Thanks to you all for your comments so far. This is wonderful.
Chynna
Chynna, great interview! As you know, my four-year-old son has autism and many sensory issues. I like how you handled your answer about how your children will regard your stories later. That's something I've wondered about, too. I hope that when my little guy is older, he's able to ask questions about matters like this and then I can explain to him, "That was how things were then, and you should be so proud of how far you've come!"
I know that day is a long ways away, but still... I yearn for that time when we can actually converse like that.

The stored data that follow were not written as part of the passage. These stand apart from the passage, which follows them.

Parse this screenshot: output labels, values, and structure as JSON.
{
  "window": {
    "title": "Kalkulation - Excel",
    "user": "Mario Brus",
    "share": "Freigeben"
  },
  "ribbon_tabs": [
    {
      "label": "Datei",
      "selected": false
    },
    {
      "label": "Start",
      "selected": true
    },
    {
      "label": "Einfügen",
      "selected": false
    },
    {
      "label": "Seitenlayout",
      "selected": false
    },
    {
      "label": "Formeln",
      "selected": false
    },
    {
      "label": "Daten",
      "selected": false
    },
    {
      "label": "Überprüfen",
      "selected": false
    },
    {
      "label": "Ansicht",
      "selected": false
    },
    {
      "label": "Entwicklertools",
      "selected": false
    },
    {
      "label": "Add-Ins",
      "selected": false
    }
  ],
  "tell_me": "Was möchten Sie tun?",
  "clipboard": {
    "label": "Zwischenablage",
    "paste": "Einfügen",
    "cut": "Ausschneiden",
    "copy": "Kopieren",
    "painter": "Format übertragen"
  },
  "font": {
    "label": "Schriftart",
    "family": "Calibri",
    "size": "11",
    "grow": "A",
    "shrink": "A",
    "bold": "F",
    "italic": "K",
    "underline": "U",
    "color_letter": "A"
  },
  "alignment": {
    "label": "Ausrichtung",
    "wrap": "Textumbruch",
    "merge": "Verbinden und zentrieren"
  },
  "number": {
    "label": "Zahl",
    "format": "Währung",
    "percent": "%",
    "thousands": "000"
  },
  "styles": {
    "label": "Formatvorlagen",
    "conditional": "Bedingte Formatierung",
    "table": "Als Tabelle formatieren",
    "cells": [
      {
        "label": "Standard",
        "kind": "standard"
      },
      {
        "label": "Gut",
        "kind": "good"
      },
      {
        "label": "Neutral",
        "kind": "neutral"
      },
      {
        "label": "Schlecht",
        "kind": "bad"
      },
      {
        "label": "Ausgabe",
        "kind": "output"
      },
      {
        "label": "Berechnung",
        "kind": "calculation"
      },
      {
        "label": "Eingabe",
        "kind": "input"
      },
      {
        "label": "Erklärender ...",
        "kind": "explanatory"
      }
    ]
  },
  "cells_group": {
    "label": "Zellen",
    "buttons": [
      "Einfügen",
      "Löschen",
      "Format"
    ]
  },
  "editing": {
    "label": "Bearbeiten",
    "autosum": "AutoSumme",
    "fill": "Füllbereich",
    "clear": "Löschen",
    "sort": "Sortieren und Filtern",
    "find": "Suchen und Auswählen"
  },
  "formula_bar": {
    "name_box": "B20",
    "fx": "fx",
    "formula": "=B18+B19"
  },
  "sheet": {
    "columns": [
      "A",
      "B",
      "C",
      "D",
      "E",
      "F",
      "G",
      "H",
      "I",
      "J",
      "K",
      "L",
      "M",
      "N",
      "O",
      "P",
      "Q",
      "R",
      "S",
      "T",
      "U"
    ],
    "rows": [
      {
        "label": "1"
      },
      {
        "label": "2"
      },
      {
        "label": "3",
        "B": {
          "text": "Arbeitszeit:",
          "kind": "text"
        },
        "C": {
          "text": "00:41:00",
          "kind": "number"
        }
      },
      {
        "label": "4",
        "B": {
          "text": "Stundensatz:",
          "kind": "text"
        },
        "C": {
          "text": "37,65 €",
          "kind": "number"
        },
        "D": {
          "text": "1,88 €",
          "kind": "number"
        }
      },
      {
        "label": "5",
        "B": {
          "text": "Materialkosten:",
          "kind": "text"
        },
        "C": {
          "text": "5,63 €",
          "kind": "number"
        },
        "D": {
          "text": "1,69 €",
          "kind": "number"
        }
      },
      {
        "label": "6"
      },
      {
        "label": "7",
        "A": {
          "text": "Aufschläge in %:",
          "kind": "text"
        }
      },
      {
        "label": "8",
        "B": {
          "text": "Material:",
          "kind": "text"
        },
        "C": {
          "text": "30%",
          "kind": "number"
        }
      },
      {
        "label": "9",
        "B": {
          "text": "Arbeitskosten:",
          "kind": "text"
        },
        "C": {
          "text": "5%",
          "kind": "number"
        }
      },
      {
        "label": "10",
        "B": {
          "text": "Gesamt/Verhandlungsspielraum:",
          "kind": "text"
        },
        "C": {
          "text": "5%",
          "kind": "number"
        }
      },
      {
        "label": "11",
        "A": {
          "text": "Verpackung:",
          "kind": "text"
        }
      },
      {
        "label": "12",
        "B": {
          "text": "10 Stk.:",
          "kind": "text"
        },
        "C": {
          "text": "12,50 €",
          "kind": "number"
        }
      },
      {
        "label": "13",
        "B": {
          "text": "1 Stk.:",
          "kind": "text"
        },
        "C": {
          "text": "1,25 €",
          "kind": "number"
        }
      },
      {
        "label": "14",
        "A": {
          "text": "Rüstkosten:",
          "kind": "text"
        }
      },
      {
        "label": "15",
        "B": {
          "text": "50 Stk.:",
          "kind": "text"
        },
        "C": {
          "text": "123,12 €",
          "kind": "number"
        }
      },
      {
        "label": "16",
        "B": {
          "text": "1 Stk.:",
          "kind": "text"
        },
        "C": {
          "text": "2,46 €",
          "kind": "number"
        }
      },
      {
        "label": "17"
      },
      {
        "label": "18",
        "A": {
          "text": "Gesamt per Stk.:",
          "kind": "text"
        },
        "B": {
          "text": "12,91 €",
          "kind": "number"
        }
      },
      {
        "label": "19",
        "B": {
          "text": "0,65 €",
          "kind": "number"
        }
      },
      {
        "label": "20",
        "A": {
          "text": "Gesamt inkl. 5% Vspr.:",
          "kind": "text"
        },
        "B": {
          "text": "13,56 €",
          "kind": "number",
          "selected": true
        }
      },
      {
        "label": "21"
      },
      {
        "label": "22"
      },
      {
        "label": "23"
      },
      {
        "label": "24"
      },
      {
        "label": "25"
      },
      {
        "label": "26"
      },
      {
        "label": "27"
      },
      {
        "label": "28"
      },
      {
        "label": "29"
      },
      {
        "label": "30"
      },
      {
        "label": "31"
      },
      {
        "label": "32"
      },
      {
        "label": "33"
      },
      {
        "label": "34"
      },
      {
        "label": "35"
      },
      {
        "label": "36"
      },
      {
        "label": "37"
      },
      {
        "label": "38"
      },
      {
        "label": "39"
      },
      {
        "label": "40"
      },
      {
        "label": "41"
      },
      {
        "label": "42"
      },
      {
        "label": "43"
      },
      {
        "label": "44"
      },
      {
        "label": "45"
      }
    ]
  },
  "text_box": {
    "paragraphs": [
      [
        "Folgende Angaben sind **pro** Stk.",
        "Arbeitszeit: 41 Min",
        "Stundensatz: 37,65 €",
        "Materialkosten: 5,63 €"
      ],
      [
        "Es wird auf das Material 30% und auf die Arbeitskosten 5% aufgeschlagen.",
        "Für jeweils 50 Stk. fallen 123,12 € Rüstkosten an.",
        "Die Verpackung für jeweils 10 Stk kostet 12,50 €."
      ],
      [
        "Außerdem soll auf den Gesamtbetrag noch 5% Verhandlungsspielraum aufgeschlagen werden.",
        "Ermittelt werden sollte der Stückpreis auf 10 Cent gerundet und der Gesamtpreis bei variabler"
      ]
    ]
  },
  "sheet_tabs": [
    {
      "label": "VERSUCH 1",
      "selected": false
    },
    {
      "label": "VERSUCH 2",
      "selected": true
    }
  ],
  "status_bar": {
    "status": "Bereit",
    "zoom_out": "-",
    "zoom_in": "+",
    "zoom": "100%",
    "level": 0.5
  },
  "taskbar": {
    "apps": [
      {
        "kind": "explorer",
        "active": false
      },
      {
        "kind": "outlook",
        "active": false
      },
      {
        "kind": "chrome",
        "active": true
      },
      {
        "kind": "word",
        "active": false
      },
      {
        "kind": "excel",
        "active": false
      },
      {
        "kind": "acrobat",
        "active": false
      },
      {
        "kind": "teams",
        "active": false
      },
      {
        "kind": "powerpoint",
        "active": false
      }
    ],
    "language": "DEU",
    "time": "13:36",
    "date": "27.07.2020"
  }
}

Best of luck on your blog tour!
~Beth Cato
This was a very interesting interview... I don't know very much about sensory issues but I can just imagine how awful it would be... especially in a noisy city...
Best of luck with the books! May the words flow in 2010!
~Dianna
Oh Beth. Thanks so much for commenting. I pray that one day not too far away you'll be sitting down and explaining all of those things to your son--and he'll be able to talk to you about all the things he's thinking about, wondering and everything in between. =) It's always wonderful to hear from you.
Thanks, Dianna. I appreciate the "Good Luck!" Some days, I really think I need it. =)
Warmly,
Chynna
Chynna: I had never heard of SPD before so thank you for sharing and informing us all. This has been some journey you've been taking with Jaimie and God bless you for your strength and courage. Good luck with the book and your blog tour.
ps: That is the sweetest photo titled: Chynna's Beauties.
Lora Mitchell
Great interview and this sounds like a most fascinating book. Good on the author for spreading a message of hope and understanding about this little known disorder. I I'd like to be counted in the giveaway.
Sounds like a facinating book. Please enter me in the giveaway.
jenndiggy at gmail dot com
I am thrilled to have learned so much from your interview. I would love to read this book, and learn even more. Thanks for the opportunity.
bgcchs(at)yahoo(dot)com
I'd like to win this.
[email protected]
Very interesting- My 21 year old son has something similar to this.
Diane Baum
[email protected]
I had never heard of SPD until now!
[email protected]
Wonderful Interview! Congratulations on your book.
mightynaynay(at)cs.com
Chynna,
I never heard of Sensory Processing Disorder (SPD) before and I'd love to read your book. Thank for the information and congratulations on your book!
I would love to read this book. Thanks!
Wow... I really though I was having a crappy day. Didn't feel tlike dealing with anyone so thought I'd just check out some blogs and see what was out there and came across this one. Man, talk about smacking me right back to reality. This is such a touching story and what a great interview! I am very intrigued by this book and would love to read it now that I know of it.
titletowntreasures(AT)yahoo(DOT)com
I really liked your insight on marketing and promoting. My boyfriend jus finished his first comic, and we are about to start the process of getting it published! I would love to read this. Its a disorder Ive heard of often, but still don't really know a whole lot about it.
[email protected]
sounds very interesting and informative
Sounds like a great book and I'd love to hear more of this story.
ncschools at yahoo dot com
My 11 year od son has SPD and after years and years of battles, he's finally making wonderful progress at a wonderful school! I'd love to read this book. I'm sure we've shared many similar experiences.
The interview was very interesting. Thanks for the great contest!